Ndidi Nwosu

Personal information
- Born: 6 June 1979 Orlu, Nigeria
- Died: 1 March 2020 (aged 40) Owerri, Nigeria

Sport
- Country: Nigeria
- Sport: Paralympic powerlifting

Medal record
Women's powerlifting
Representing Nigeria
African Games
| Gold medal – first place | 2015 Brazzaville | -67 & -73 kg |
Paralympic Games
| Gold medal – first place | 2016 Rio de Janeiro | 73 kg |
Commonwealth Games
| Gold medal – first place | 2018 Gold Coast | Heavyweight |

= Ndidi Nwosu =

Nigerian Paralympic powerlifter (1979-2020)

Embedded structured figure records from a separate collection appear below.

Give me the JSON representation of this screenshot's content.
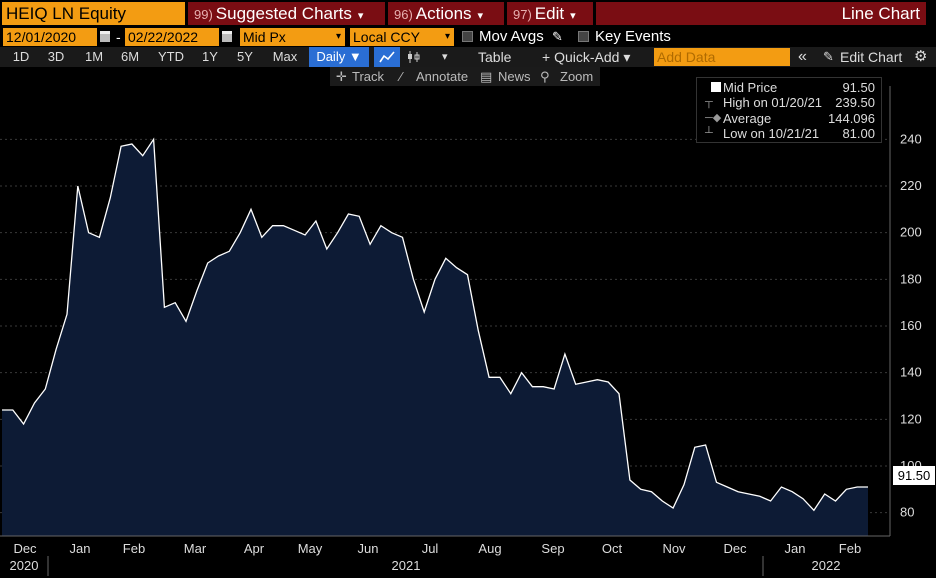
{
  "header": {
    "ticker": "HEIQ LN Equity",
    "menus": [
      {
        "num": "99)",
        "label": "Suggested Charts"
      },
      {
        "num": "96)",
        "label": "Actions"
      },
      {
        "num": "97)",
        "label": "Edit"
      }
    ],
    "chart_title": "Line Chart"
  },
  "settings": {
    "start_date": "12/01/2020",
    "date_sep": "-",
    "end_date": "02/22/2022",
    "field": "Mid Px",
    "currency": "Local CCY",
    "mov_avgs": "Mov Avgs",
    "key_events": "Key Events"
  },
  "toolbar": {
    "periods": [
      "1D",
      "3D",
      "1M",
      "6M",
      "YTD",
      "1Y",
      "5Y",
      "Max"
    ],
    "frequency": "Daily ▼",
    "table": "Table",
    "quick_add": "+ Quick-Add ▾",
    "add_data_placeholder": "Add Data",
    "collapse": "«",
    "edit_chart": "Edit Chart"
  },
  "chart_tools": {
    "track": "Track",
    "annotate": "Annotate",
    "news": "News",
    "zoom": "Zoom"
  },
  "legend": {
    "series_name": "Mid Price",
    "series_value": "91.50",
    "high_label": "High on 01/20/21",
    "high_value": "239.50",
    "avg_label": "Average",
    "avg_value": "144.096",
    "low_label": "Low on 10/21/21",
    "low_value": "81.00"
  },
  "last_price": "91.50",
  "colors": {
    "area_fill": "#0d1b35",
    "line": "#ffffff",
    "orange": "#f39c12",
    "menu_red": "#7a0d13",
    "active_blue": "#2a6ed4"
  },
  "chart_data": {
    "type": "area",
    "ylim": [
      70,
      250
    ],
    "yticks": [
      80,
      100,
      120,
      140,
      160,
      180,
      200,
      220,
      240
    ],
    "month_labels": [
      "Dec",
      "Jan",
      "Feb",
      "Mar",
      "Apr",
      "May",
      "Jun",
      "Jul",
      "Aug",
      "Sep",
      "Oct",
      "Nov",
      "Dec",
      "Jan",
      "Feb"
    ],
    "year_labels": [
      "2020",
      "2021",
      "2022"
    ],
    "series": [
      {
        "values": [
          124,
          124,
          118,
          127,
          133,
          150,
          165,
          220,
          200,
          198,
          215,
          237,
          238,
          233,
          240,
          168,
          170,
          162,
          175,
          187,
          190,
          192,
          200,
          210,
          198,
          203,
          203,
          201,
          199,
          205,
          193,
          200,
          208,
          207,
          195,
          203,
          200,
          198,
          180,
          166,
          180,
          189,
          185,
          182,
          158,
          138,
          138,
          131,
          140,
          134,
          134,
          133,
          148,
          135,
          136,
          137,
          136,
          131,
          94,
          90,
          89,
          85,
          82,
          92,
          108,
          109,
          93,
          91,
          89,
          88,
          87,
          85,
          91,
          89,
          86,
          81,
          88,
          85,
          90,
          91,
          91
        ]
      }
    ]
  }
}
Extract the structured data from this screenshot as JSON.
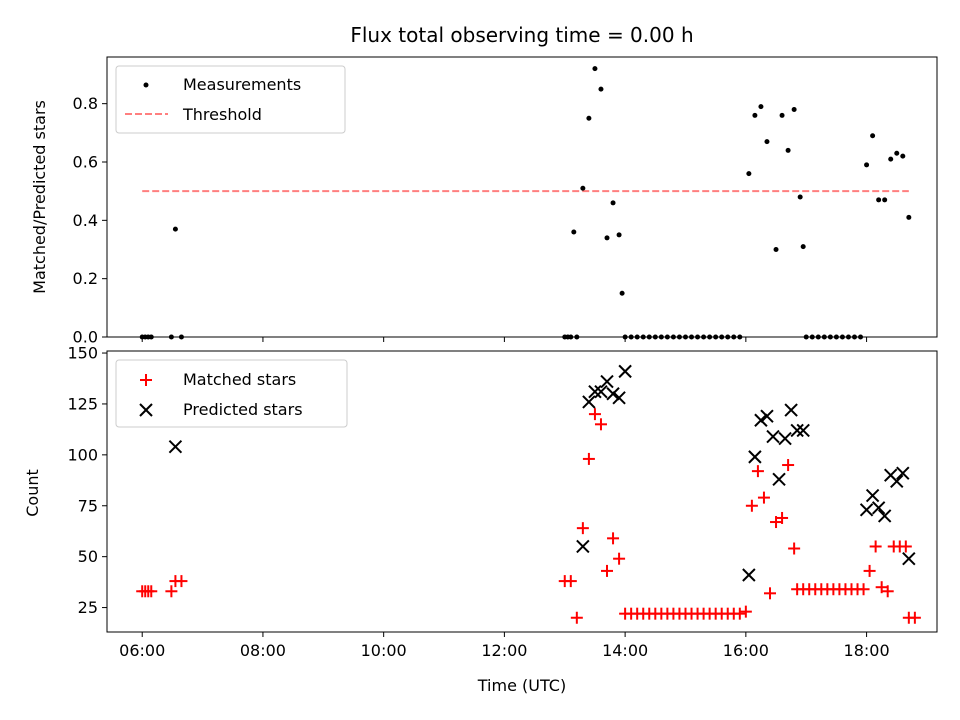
{
  "chart_data": [
    {
      "type": "scatter",
      "title": "Flux total observing time = 0.00 h",
      "ylabel": "Matched/Predicted stars",
      "xlabel": "",
      "xlim": [
        "05:25",
        "19:10"
      ],
      "ylim": [
        0,
        0.96
      ],
      "yticks": [
        0.0,
        0.2,
        0.4,
        0.6,
        0.8
      ],
      "grid": false,
      "legend": "upper left",
      "threshold": {
        "name": "Threshold",
        "value": 0.5,
        "color": "#ff7f7f",
        "style": "dashed"
      },
      "series": [
        {
          "name": "Measurements",
          "marker": "dot",
          "color": "#000000",
          "x": [
            "06:00",
            "06:03",
            "06:06",
            "06:09",
            "06:29",
            "06:33",
            "06:39",
            "13:00",
            "13:03",
            "13:06",
            "13:09",
            "13:12",
            "13:18",
            "13:24",
            "13:30",
            "13:36",
            "13:42",
            "13:48",
            "13:54",
            "13:57",
            "14:00",
            "14:06",
            "14:12",
            "14:18",
            "14:24",
            "14:30",
            "14:36",
            "14:42",
            "14:48",
            "14:54",
            "15:00",
            "15:06",
            "15:12",
            "15:18",
            "15:24",
            "15:30",
            "15:36",
            "15:42",
            "15:48",
            "15:54",
            "16:03",
            "16:09",
            "16:15",
            "16:21",
            "16:30",
            "16:36",
            "16:42",
            "16:48",
            "16:54",
            "16:57",
            "17:00",
            "17:06",
            "17:12",
            "17:18",
            "17:24",
            "17:30",
            "17:36",
            "17:42",
            "17:48",
            "17:54",
            "18:00",
            "18:06",
            "18:12",
            "18:18",
            "18:24",
            "18:30",
            "18:36",
            "18:42"
          ],
          "y": [
            0,
            0,
            0,
            0,
            0,
            0.37,
            0,
            0,
            0,
            0,
            0.36,
            0,
            0.51,
            0.75,
            0.92,
            0.85,
            0.34,
            0.46,
            0.35,
            0.15,
            0,
            0,
            0,
            0,
            0,
            0,
            0,
            0,
            0,
            0,
            0,
            0,
            0,
            0,
            0,
            0,
            0,
            0,
            0,
            0,
            0.56,
            0.76,
            0.79,
            0.67,
            0.3,
            0.76,
            0.64,
            0.78,
            0.48,
            0.31,
            0,
            0,
            0,
            0,
            0,
            0,
            0,
            0,
            0,
            0,
            0.59,
            0.69,
            0.47,
            0.47,
            0.61,
            0.63,
            0.62,
            0.41
          ]
        }
      ]
    },
    {
      "type": "scatter",
      "title": "",
      "ylabel": "Count",
      "xlabel": "Time (UTC)",
      "xlim": [
        "05:25",
        "19:10"
      ],
      "ylim": [
        13,
        151
      ],
      "yticks": [
        25,
        50,
        75,
        100,
        125,
        150
      ],
      "xticks": [
        "06:00",
        "08:00",
        "10:00",
        "12:00",
        "14:00",
        "16:00",
        "18:00"
      ],
      "grid": false,
      "legend": "upper left",
      "series": [
        {
          "name": "Matched stars",
          "marker": "plus",
          "color": "#ff0000",
          "x": [
            "06:00",
            "06:03",
            "06:06",
            "06:09",
            "06:29",
            "06:33",
            "06:39",
            "13:00",
            "13:06",
            "13:12",
            "13:18",
            "13:24",
            "13:30",
            "13:36",
            "13:42",
            "13:48",
            "13:54",
            "14:00",
            "14:06",
            "14:12",
            "14:18",
            "14:24",
            "14:30",
            "14:36",
            "14:42",
            "14:48",
            "14:54",
            "15:00",
            "15:06",
            "15:12",
            "15:18",
            "15:24",
            "15:30",
            "15:36",
            "15:42",
            "15:48",
            "15:54",
            "16:00",
            "16:06",
            "16:12",
            "16:18",
            "16:24",
            "16:30",
            "16:36",
            "16:42",
            "16:48",
            "16:51",
            "16:57",
            "17:03",
            "17:09",
            "17:15",
            "17:21",
            "17:27",
            "17:33",
            "17:39",
            "17:45",
            "17:51",
            "17:57",
            "18:03",
            "18:09",
            "18:15",
            "18:21",
            "18:27",
            "18:33",
            "18:39",
            "18:42",
            "18:48"
          ],
          "y": [
            33,
            33,
            33,
            33,
            33,
            38,
            38,
            38,
            38,
            20,
            64,
            98,
            120,
            115,
            43,
            59,
            49,
            22,
            22,
            22,
            22,
            22,
            22,
            22,
            22,
            22,
            22,
            22,
            22,
            22,
            22,
            22,
            22,
            22,
            22,
            22,
            22,
            23,
            75,
            92,
            79,
            32,
            67,
            69,
            95,
            54,
            34,
            34,
            34,
            34,
            34,
            34,
            34,
            34,
            34,
            34,
            34,
            34,
            43,
            55,
            35,
            33,
            55,
            55,
            55,
            20,
            20
          ]
        },
        {
          "name": "Predicted stars",
          "marker": "x",
          "color": "#000000",
          "x": [
            "06:33",
            "13:18",
            "13:24",
            "13:30",
            "13:36",
            "13:42",
            "13:48",
            "13:54",
            "14:00",
            "16:03",
            "16:09",
            "16:15",
            "16:21",
            "16:27",
            "16:33",
            "16:39",
            "16:45",
            "16:51",
            "16:57",
            "18:00",
            "18:06",
            "18:12",
            "18:18",
            "18:24",
            "18:30",
            "18:36",
            "18:42"
          ],
          "y": [
            104,
            55,
            126,
            131,
            131,
            136,
            130,
            128,
            141,
            41,
            99,
            117,
            119,
            109,
            88,
            108,
            122,
            112,
            112,
            73,
            80,
            74,
            70,
            90,
            87,
            91,
            49
          ]
        }
      ]
    }
  ]
}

Ndidi Nwosu (6 June 1979 – 1 March 2020) was a Nigerian powerlifter who had an upset victory at the 2016 Summer Paralympics. She lifted 140 kilograms. Ndidi became a professional powerlifter in 2008. She won gold in the Rio Paralympic Games in 2016. She also won gold in the 2018 Commonwealth Games which took place in Australia. she sustained an injury in the 2018 Commonwealth Games. The injury affected her spine and led to her having different surgeries in Owerri, Imo State Nigeria. After these surgeries, she was never the same again and could not participate in subsequent competitions.